Las Cruces City Councilors reviewed proposed ordinance revisions for the Animal Service Center of the Mesilla Valley during Monday’s work session.
Animal Service Center of the Mesilla Valley Executive Director Clint Thacker outlined proposed revisions to the current animal control ordinance, which would include eliminating the pet licensing requirement, in favor of relying on microchipping. Historically, licensing has been required to ensure animals receive the rabies vaccine, something Thacker says can be regulated differently.
“Now people are starting to question, ‘What do I get out of my license?’ The answer really is maybe another form of ID, is what we get out of it, because the actual rabies [shot] is still required by law,” Thacker said. “So, what we're stating is you can take and remove the license part out of it, have the microchip, the animal control officers will still be able to enforce not having a rabies [shot].”

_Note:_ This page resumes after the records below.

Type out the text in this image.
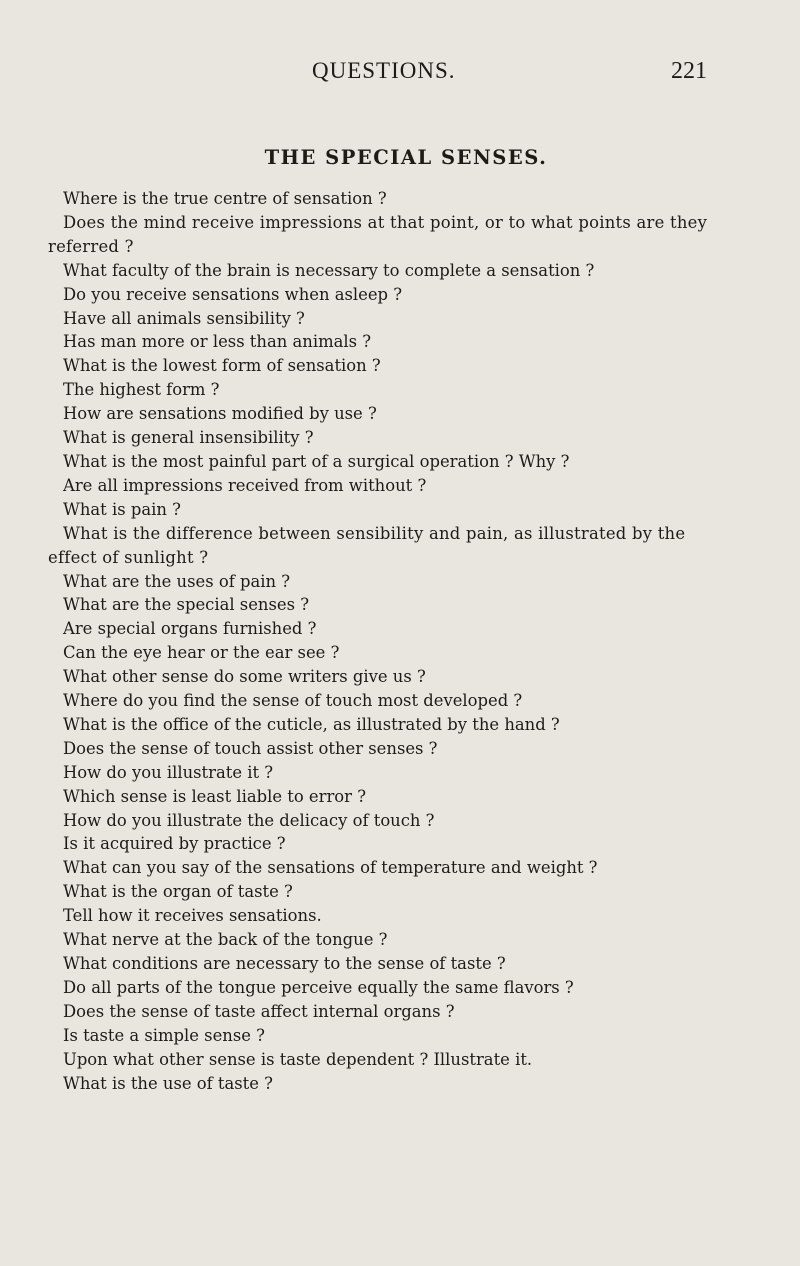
QUESTIONS.	221
THE SPECIAL SENSES.
Where is the true centre of sensation ?
Does the mind receive impressions at that point, or to what points are they referred ?
What faculty of the brain is necessary to complete a sensation ?
Do you receive sensations when asleep ?
Have all animals sensibility ?
Has man more or less than animals ?
What is the lowest form of sensation ?
The highest form ?
How are sensations modified by use ?
What is general insensibility ?
What is the most painful part of a surgical operation ? Why ?
Are all impressions received from without ?
What is pain ?
What is the difference between sensibility and pain, as illustrated by the effect of sunlight ?
What are the uses of pain ?
What are the special senses ?
Are special organs furnished ?
Can the eye hear or the ear see ?
What other sense do some writers give us ?
Where do you find the sense of touch most developed ?
What is the office of the cuticle, as illustrated by the hand ?
Does the sense of touch assist other senses ?
How do you illustrate it ?
Which sense is least liable to error ?
How do you illustrate the delicacy of touch ?
Is it acquired by practice ?
What can you say of the sensations of temperature and weight ?
What is the organ of taste ?
Tell how it receives sensations.
What nerve at the back of the tongue ?
What conditions are necessary to the sense of taste ?
Do all parts of the tongue perceive equally the same flavors ?
Does the sense of taste affect internal organs ?
Is taste a simple sense ?
Upon what other sense is taste dependent ? Illustrate it.
What is the use of taste ?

The council also focused on how to reduce the number of feral and community cats within the city. It’s something Councilor Tessa Abeyta-Stuve says has become an increasingly large problem.
“In my district, I definitely have some neighborhoods that have seen these increased amounts coming back and honestly it's very heartbreaking for the owners that are facing these sorts of issues from cats,” Abeyta-Stuve said. “We have a few powerful stories in our district about, you know, the damage that cats have done to homes.”
New changes to the animal control ordinance would establish a Trap-Neuter-Return program, which would sterilize and microchip cats before returning them to the area they were originally found. Councilor Abeyta-Stuve highlighted the need for a permanent humane solution.
“If you have a lot of cats in the neighborhood, well another cat is just going to claim that territory,” Abeyta-Stuve said. “And so, we're not necessarily reducing the problem by taking away that one cat, if there's still so many around. So, if this is a program that can help eventually reduce the amount of cats that we're seeing, especially with kittens and everything, it’s something I think might be very successful.”
Last year 971 cats were brought in by animal control. The amount of cat complaints increased significantly in 2020, a fact Animal Control Officer Gino Jimenez attributes to the COVID pandemic.
“I can say that over the last year is probably when we've seen the majority of our cat complaints,” Jimenez said. “And I don't want to say this 100%, but I believe it's all because of COVID. You know, we've had to cut down on our services because of COVID. We didn't want to expose citizens to us. We don’t know if we have it.”
Public Health Professional Athena Huckaby stressed how changes to the ordinance should include collecting data on the total number of feral and community cats within the city.
“For this ordinance to function well, and to move Las Cruces toward proactive holistic data-driven solutions, implementation must include certain key elements,” Huckaby said. “These include a data collection piece in which we engage with researchers to estimate the number of free-roaming cats in the area and see how that number changes over time.”
The city is currently looking at the possibility of fast tracking the Trap-Neuter-Return program through a separate resolution following calls for urgency by Councilor Kasandra Gandara.
“I would recommend, and I’d love to pull this TNR, this community cat portion out, and get this on the books rather quickly,” Gandara said. “I'd love to get the nod and the go-ahead to do this, so we could start implementing this program right away because we're very behind. And that would be my recommendation, is pulling that portion and getting this going.”